El apoyo que generó más controversias entre los opositores fue el brindado por el Partido Socialista, que condicionó las declaraciones del resto de los socios del Acuerdo Cívico y Social.
“Indudablemente esto siempre genera sospecha. Pero por lo que yo conozco hasta ahora estos dos hechos me parecen positivos”, dijo el gobernador Hermes Binner en relación con las iniciativas enviadas a la Justicia y al Parlamento. Antes se había manifestado a favor la titular del bloque, Mónica Fein.
Desde el radicalismo fueron menos contemplativos. El diputado Ricardo Gil Lavedra, que juega en la línea interna alfonsinista, sostuvo que “nosotros vamos a hablar una vez que tengamos acceso a la ley, eso sí, lo que tenemos en claro es que vamos a respetar a rajatabla los criterios de la Corte Interamericana de Derechos Humanos en la que se advierte sobre lo cuidadoso que se debe ser en cuanto a las regularizaciones estatales”.
Sin embargo, la diputada cobista Silvana Giudici dijo que no acompañará “ninguna medida que implique dejar a discreción de Kirchner la distribución o la fijación de cupos de papel, porque no es ése el rol del Estado”.
La tormenta que ya se pronostica en el ACyS encontró profundo sustento en los dichos de un correligionario K, el subsecretario general de la Presidencia, Gustavo López, quien expresó que “es claro que la Unión Cívica Radical, el PJ disidente y PRO se opongan al proyecto de la Presidenta. Ellos no van a permitir ninguna regulación sobre Papel Prensa por la sencilla razón de que trabajan para Clarín y La Nación”.
“Si Raúl Alfonsín viviera, no tengo dudas de que su postura sería más cercana a la que hoy demuestran los socialistas, pero hoy el radicalismo, por ser oposición o por aparecer en Clarín, actúa de manera conservadora, algo que el ex presidente no hubiera permitido jamás porque él no trabajaba para los medios, trabajaba haciendo política para el pueblo”, disparó López.
En tanto, el diputado Pino Solanas sostuvo que “Proyecto Sur va a apoyar la democratización del suministro del papel por encima de las ideologías; la iniciativa de que se regule nos parece bien, siempre y cuando el Congreso pueda tener intervención y en la medida en que estén garantizados los mismos derechos para todos”.

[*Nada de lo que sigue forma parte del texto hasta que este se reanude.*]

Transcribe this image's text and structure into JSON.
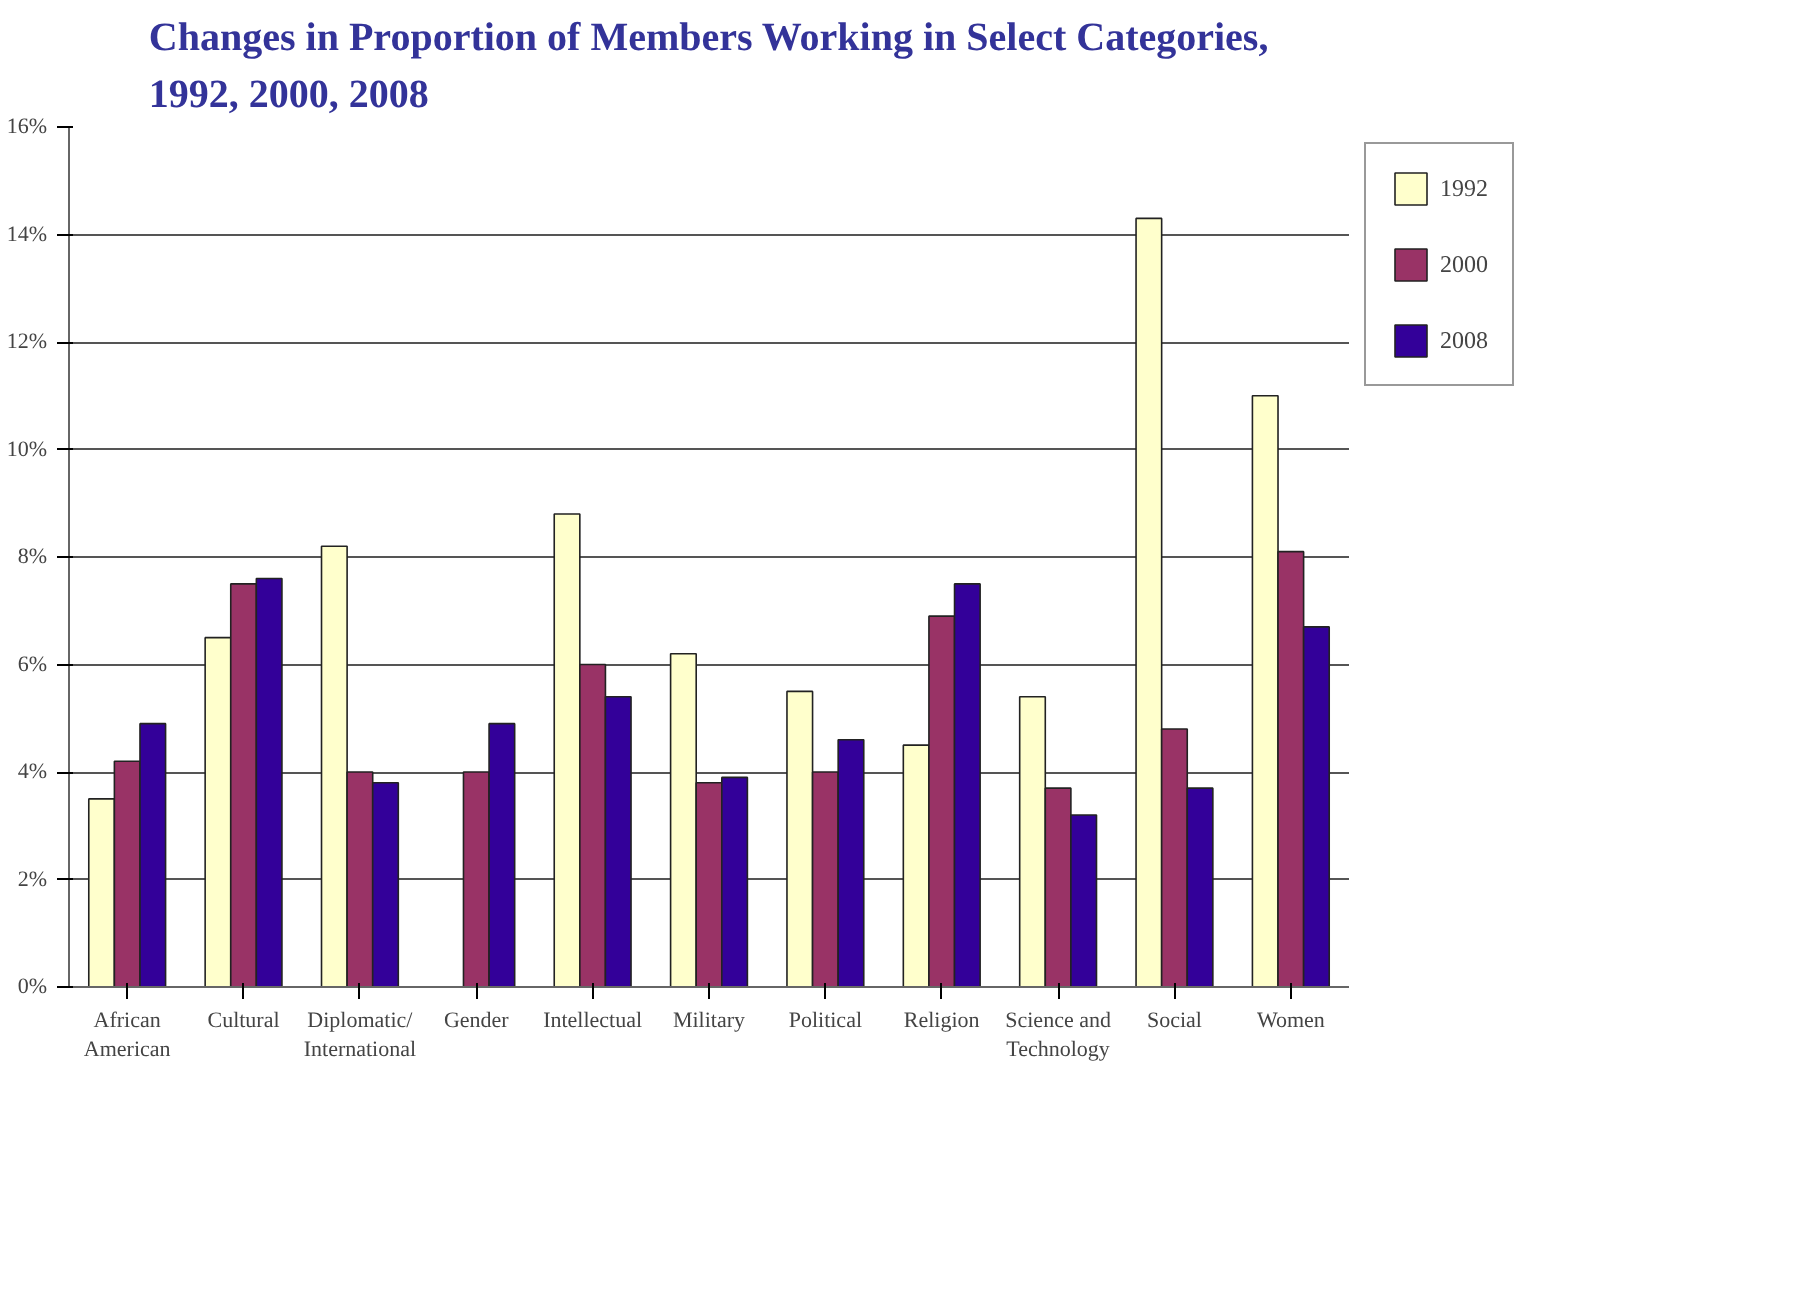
{
  "chart_data": {
    "type": "bar",
    "title": "Changes in Proportion of Members Working in Select Categories,\n1992, 2000, 2008",
    "categories": [
      "African\nAmerican",
      "Cultural",
      "Diplomatic/\nInternational",
      "Gender",
      "Intellectual",
      "Military",
      "Political",
      "Religion",
      "Science and\nTechnology",
      "Social",
      "Women"
    ],
    "series": [
      {
        "name": "1992",
        "color": "#ffffcc",
        "values": [
          3.5,
          6.5,
          8.2,
          null,
          8.8,
          6.2,
          5.5,
          4.5,
          5.4,
          14.3,
          11.0
        ]
      },
      {
        "name": "2000",
        "color": "#993366",
        "values": [
          4.2,
          7.5,
          4.0,
          4.0,
          6.0,
          3.8,
          4.0,
          6.9,
          3.7,
          4.8,
          8.1
        ]
      },
      {
        "name": "2008",
        "color": "#330099",
        "values": [
          4.9,
          7.6,
          3.8,
          4.9,
          5.4,
          3.9,
          4.6,
          7.5,
          3.2,
          3.7,
          6.7
        ]
      }
    ],
    "ylim": [
      0,
      16
    ],
    "yticks": [
      {
        "value": 0,
        "label": "0%"
      },
      {
        "value": 2,
        "label": "2%"
      },
      {
        "value": 4,
        "label": "4%"
      },
      {
        "value": 6,
        "label": "6%"
      },
      {
        "value": 8,
        "label": "8%"
      },
      {
        "value": 10,
        "label": "10%"
      },
      {
        "value": 12,
        "label": "12%"
      },
      {
        "value": 14,
        "label": "14%"
      },
      {
        "value": 16,
        "label": "16%"
      }
    ],
    "grid": "y",
    "legend": "top right"
  }
}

El jefe del bloque de diputados de PRO, Federico Pinedo, en cambio, dio como respuesta una rotunda negativa: “La Presidenta pretende que le deleguemos facultades para que la regulación esté en manos del Poder Ejecutivo y nosotros pensamos que no se puede sujetar a la voluntad del Estado la provisión del papel porque esto sólo coarta la libertad de expresión”.
“Si tenemos que discutir temas sobre libertad de prensa, nosotros vamos por todo: por la publicidad oficial, la utilización de los medios públicos, entre otros temas”, indicó Pinedo. Otra de las voces opositoras fuertes fue la de la Coalición Cívica que comanda Lilita Carrió. “El pueblo debe estar activo con el fin de defender la libertad de prensa”, declaró la diputada.